Good evening. Come on in and have a cup of coffee for it just finished dripping and it is good, strong and hot. We like strong coffee and I don't know why Roy does but mine is inherited from my Granddaddy Williamson.

Granddaddy was Mississippi born, bred and raised in or about Bunker Hill, MS which is close to Columbia which is close to Hattisburg. Not sure the name of the specific community but this is close. He was a carpenter by trade but did some oil field work during the depression to feed his family. A jack of all trades is a good description for him for he also preached during his latter years as a Baptist preacher. I never heard him preach but I saw him reading his Bible and studying a lot but I just never could picture him in the pulpit for he was a pistol ball! I think that is why I see all preachers as not perfect, for I knew my granddaddy. Sorry Ben.

The coffee making came from his years spent in Louisiana and he became partial to their coffee with chicory in it. The best I remember he used Luzianne with chicory for many years and there were hard and fast rules about the coffee making process. These were - never wash the pot with hot water and soap, always begin with fresh, cold water from the well, percolate until strong enough to eat the finish of the spoon and serve hot with nothing added.

Now for those who don't know what a percolator is, it is a metal coffeepot with a basket in it where you put the ground coffee after filling it with water. On the top, there was a little glass bubble thing where as the coffee bubbled you could see it in that little bubble thing. Of course it was not electric but sat on the wood stove or the eye of a gas or electric stove and you had to watch it carefully to keep it from boiling over. There was a fine line between percolating and boiling over and burnt coffee is not a very pleasing smell.

Years later, there were electric versions and this was wonderful for it was set not to get too hot and boil over. That was a miracle for us coffee adicts and then came the drip pot, etc and etc. As you can tell coffee is a staple for me and is at the top of the food pyramid.

Back to Granddaddy. He would start the coffee every morning with fresh cold water and the Luzianne coffee in the pot that had only been rinsed out with cold water and you could smell it all over the house and it was like a bugle call to me. When I would crawl up in his lap as he drank his coffee, he would take a spoon, fill it with coffee, blow on it to cool it off and then slowly let me drink from the spoon. Soon this wasn't enough though and as soon as I could drink from a cup he would fix me my own cup with half coffee, half milk and lots of sugar. Talk about good! That was nectar from heaven or hot stuff from Louisiana.

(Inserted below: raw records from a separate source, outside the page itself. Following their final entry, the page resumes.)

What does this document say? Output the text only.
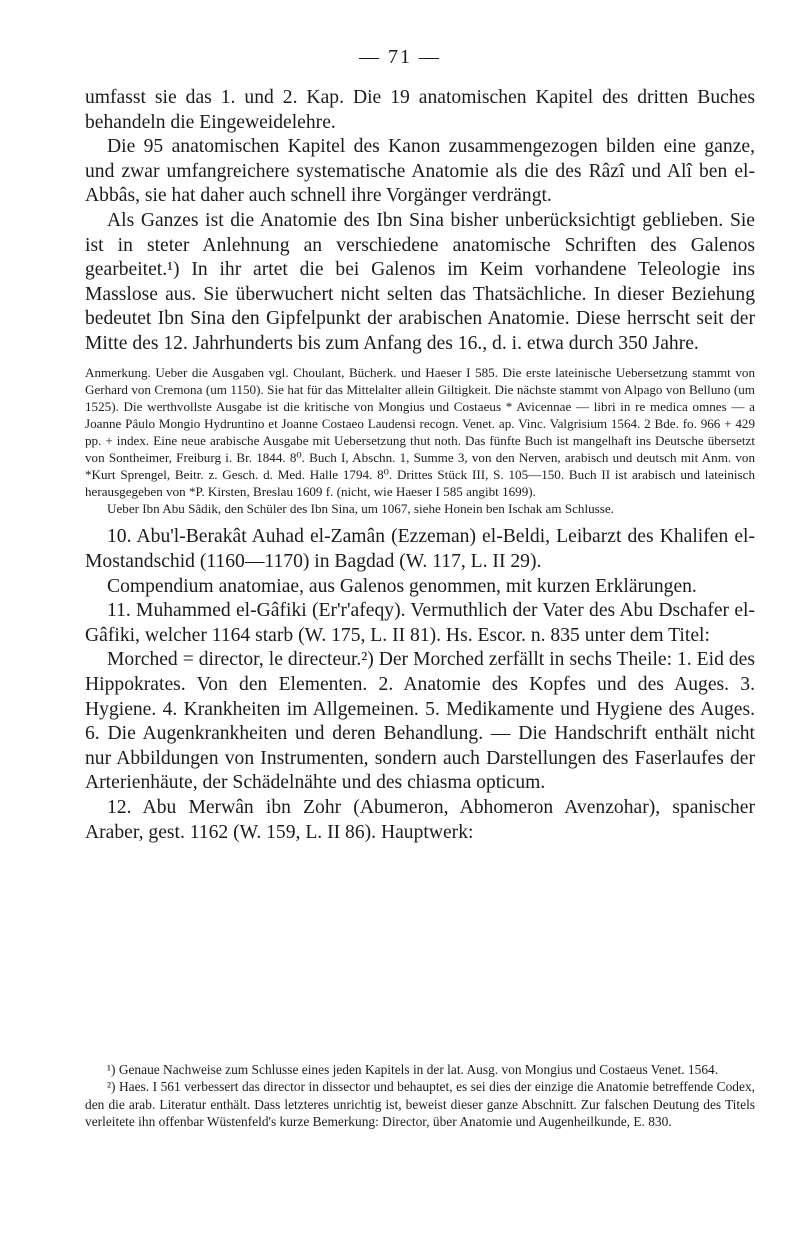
— 71 —

umfasst sie das 1. und 2. Kap. Die 19 anatomischen Kapitel des dritten Buches behandeln die Eingeweidelehre.

Die 95 anatomischen Kapitel des Kanon zusammengezogen bilden eine ganze, und zwar umfangreichere systematische Anatomie als die des Râzî und Alî ben el-Abbâs, sie hat daher auch schnell ihre Vorgänger verdrängt.

Als Ganzes ist die Anatomie des Ibn Sina bisher unberücksichtigt geblieben. Sie ist in steter Anlehnung an verschiedene anatomische Schriften des Galenos gearbeitet.¹) In ihr artet die bei Galenos im Keim vorhandene Teleologie ins Masslose aus. Sie überwuchert nicht selten das Thatsächliche. In dieser Beziehung bedeutet Ibn Sina den Gipfelpunkt der arabischen Anatomie. Diese herrscht seit der Mitte des 12. Jahrhunderts bis zum Anfang des 16., d. i. etwa durch 350 Jahre.

Anmerkung. Ueber die Ausgaben vgl. Choulant, Bücherk. und Haeser I 585. Die erste lateinische Uebersetzung stammt von Gerhard von Cremona (um 1150). Sie hat für das Mittelalter allein Giltigkeit. Die nächste stammt von Alpago von Belluno (um 1525). Die werthvollste Ausgabe ist die kritische von Mongius und Costaeus * Avicennae — libri in re medica omnes — a Joanne Pâulo Mongio Hydruntino et Joanne Costaeo Laudensi recogn. Venet. ap. Vinc. Valgrisium 1564. 2 Bde. fo. 966 + 429 pp. + index. Eine neue arabische Ausgabe mit Uebersetzung thut noth. Das fünfte Buch ist mangelhaft ins Deutsche übersetzt von Sontheimer, Freiburg i. Br. 1844. 8⁰. Buch I, Abschn. 1, Summe 3, von den Nerven, arabisch und deutsch mit Anm. von *Kurt Sprengel, Beitr. z. Gesch. d. Med. Halle 1794. 8⁰. Drittes Stück III, S. 105—150. Buch II ist arabisch und lateinisch herausgegeben von *P. Kirsten, Breslau 1609 f. (nicht, wie Haeser I 585 angibt 1699).

Ueber Ibn Abu Sâdik, den Schüler des Ibn Sina, um 1067, siehe Honein ben Ischak am Schlusse.

10. Abu'l-Berakât Auhad el-Zamân (Ezzeman) el-Beldi, Leibarzt des Khalifen el-Mostandschid (1160—1170) in Bagdad (W. 117, L. II 29).

Compendium anatomiae, aus Galenos genommen, mit kurzen Erklärungen.

11. Muhammed el-Gâfiki (Er'r'afeqy). Vermuthlich der Vater des Abu Dschafer el-Gâfiki, welcher 1164 starb (W. 175, L. II 81). Hs. Escor. n. 835 unter dem Titel:

Morched = director, le directeur.²) Der Morched zerfällt in sechs Theile: 1. Eid des Hippokrates. Von den Elementen. 2. Anatomie des Kopfes und des Auges. 3. Hygiene. 4. Krankheiten im Allgemeinen. 5. Medikamente und Hygiene des Auges. 6. Die Augenkrankheiten und deren Behandlung. — Die Handschrift enthält nicht nur Abbildungen von Instrumenten, sondern auch Darstellungen des Faserlaufes der Arterienhäute, der Schädelnähte und des chiasma opticum.

12. Abu Merwân ibn Zohr (Abumeron, Abhomeron Avenzohar), spanischer Araber, gest. 1162 (W. 159, L. II 86). Hauptwerk:

¹) Genaue Nachweise zum Schlusse eines jeden Kapitels in der lat. Ausg. von Mongius und Costaeus Venet. 1564.

²) Haes. I 561 verbessert das director in dissector und behauptet, es sei dies der einzige die Anatomie betreffende Codex, den die arab. Literatur enthält. Dass letzteres unrichtig ist, beweist dieser ganze Abschnitt. Zur falschen Deutung des Titels verleitete ihn offenbar Wüstenfeld's kurze Bemerkung: Director, über Anatomie und Augenheilkunde, E. 830.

He also never made a lot of coffee and warmed it up during the day. You had to have a fresh pot several times a day for old coffee was unacceptable. I kinda think that myself although I will drink warmed up coffee if that's all I can find. There is one big line I draw however and that is instant coffee. That would be a "Williamson sacrilege" and I will just do without before drinking that stuff. It would make my granddaddy roll over in his grave to see me drink instant coffee.

I'm so glad that he taught me one of the finer tastes in life and how to enjoy this nectar of the gods. I don't follow all his rules but there are a few:
  1. Buy good coffee - cheap is cheap and doesn't taste worth a flip
  2. Drink coffee from a mug when at all possible for you don't have to keep refilling and it stays hot longer.
  3. If you have to have a cup and saucer - don't saucer your coffee to cool it. That is unmannerly. Now for those that don't know what saucering your coffee might be, it is pouring some coffee in your saucer, blowing on it and drinking from the saucer. That is ill-mannered and only the ones their mama didn't raise right do that. WE DID NOT - our mama raised us right and so did our granddaddy.
  4. Drink it strong and drink a lot.

So, if you want a good cup of coffee, come on over for I have Granddaddy looking down from heaven to make sure I do it right.